Suicide Squad: Rebirth #1 (DC)



Rating: 3.5/5 – Multiple Inkers Made for Art that Failed to Impress.
By ComicSpectrum senior reviewer Shawn Hoklas.

Although actress Margot Robbie is getting plenty of positive attention for her portrayal of Harley Quinn on screen, the Suicide Squad movie just released this weekend is getting reviews that are good, bad and everything in between. Unfortunately I haven’t seen it yet, but DC was smart to coincide the release of not one, but two related Rebirth launches with the movie. Not only did we get an all new Rebirth issue of Harley Quinn by the same fantastic team that just wrapped up her previous series, but we also got a Rebirth issue for Suicide Squad by writer Rob Williams, artist Philip Tan and a few different inkers.

DC has lately, much more than I like, used a team of inkers to finish their books. I’m not a huge fan of Philip Tan’s art to begin with, although I loved his Green Lantern run that introduced Larfleeze. I think his pencils lend more towards natural and organic landscapes or alien settings moreso than what we see in this issue. His Rick Flagg never looks quite right in both face and anatomy and Deadshot’s mask and costume has a Witchblade-like feel to it making it much too busy rather than sporting a more clean and streamlined look. Adding in the three inkers and the book failed to impress me visually. There are multiple styles within this issue that are all similar, but less cohesive than I’d like to see. With Jim Lee alternating art chores on this book I know this series will be a big seller, but that jarring change between artists may eventually begin to turn off fans.

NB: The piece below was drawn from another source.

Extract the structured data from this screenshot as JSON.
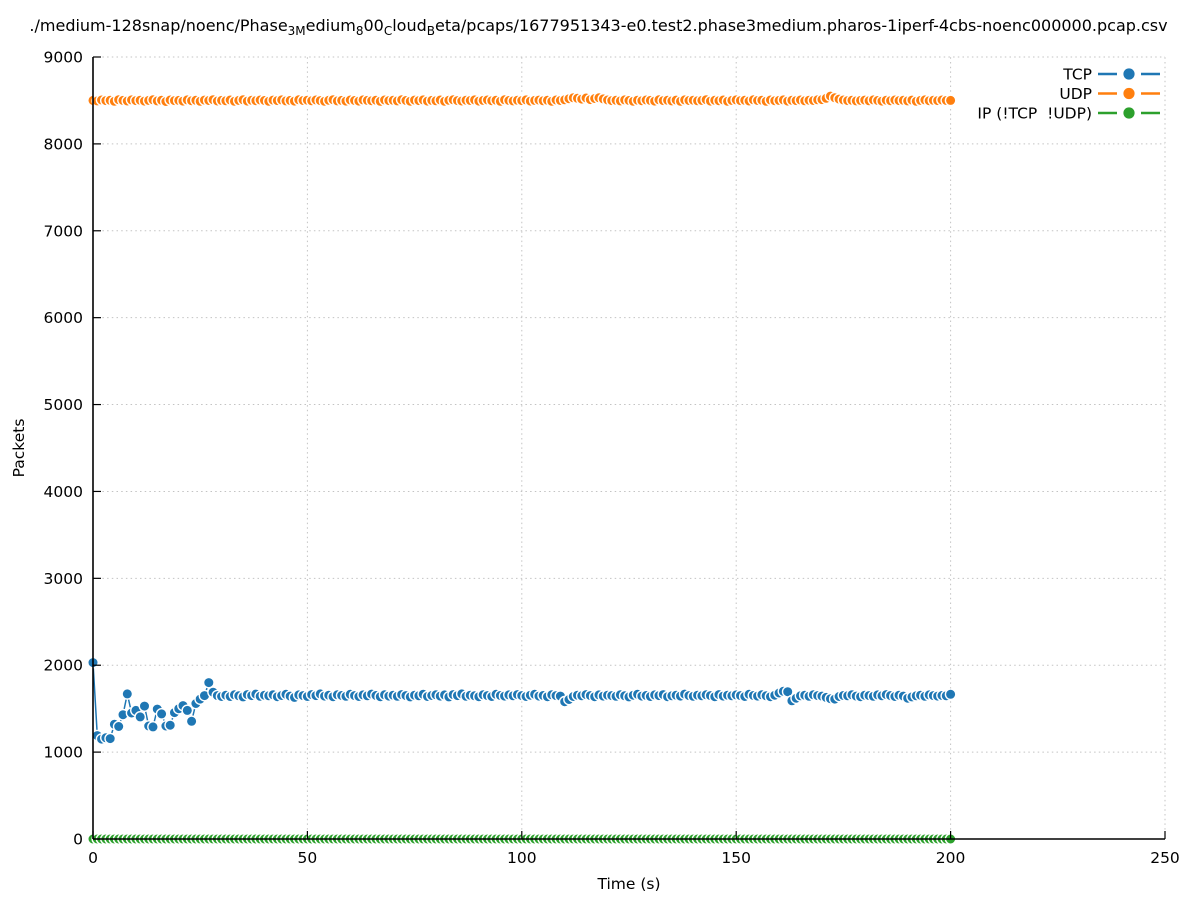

In terms of story, Harley Quinn doesn’t dominate the story or action which is good as Rob Williams balances the small cast that stars Harley, Deadshot, and Boomerang. They’re tasked with saving and extracting a scientist out of China who has developed a meta-bomb that’s capable of giving normal people powers for thirty-six hours, but it also negates the powers of super heroes for the same amount of time. Like the other Rebirth issues, this is a done-in-one story that is designed to attract new readers and I think the story definitely succeeds here. There’s maybe a bit too much set up at the beginning with Amanda Waller and Rick Flagg, but it provides a mechanism for Williams to tell the Suicide Squad’s origin. Of the two Suicide Squad related releases this week, Harley Quinn was the more enjoyable, but this issue had a solid story despite art that I just couldn’t enjoy.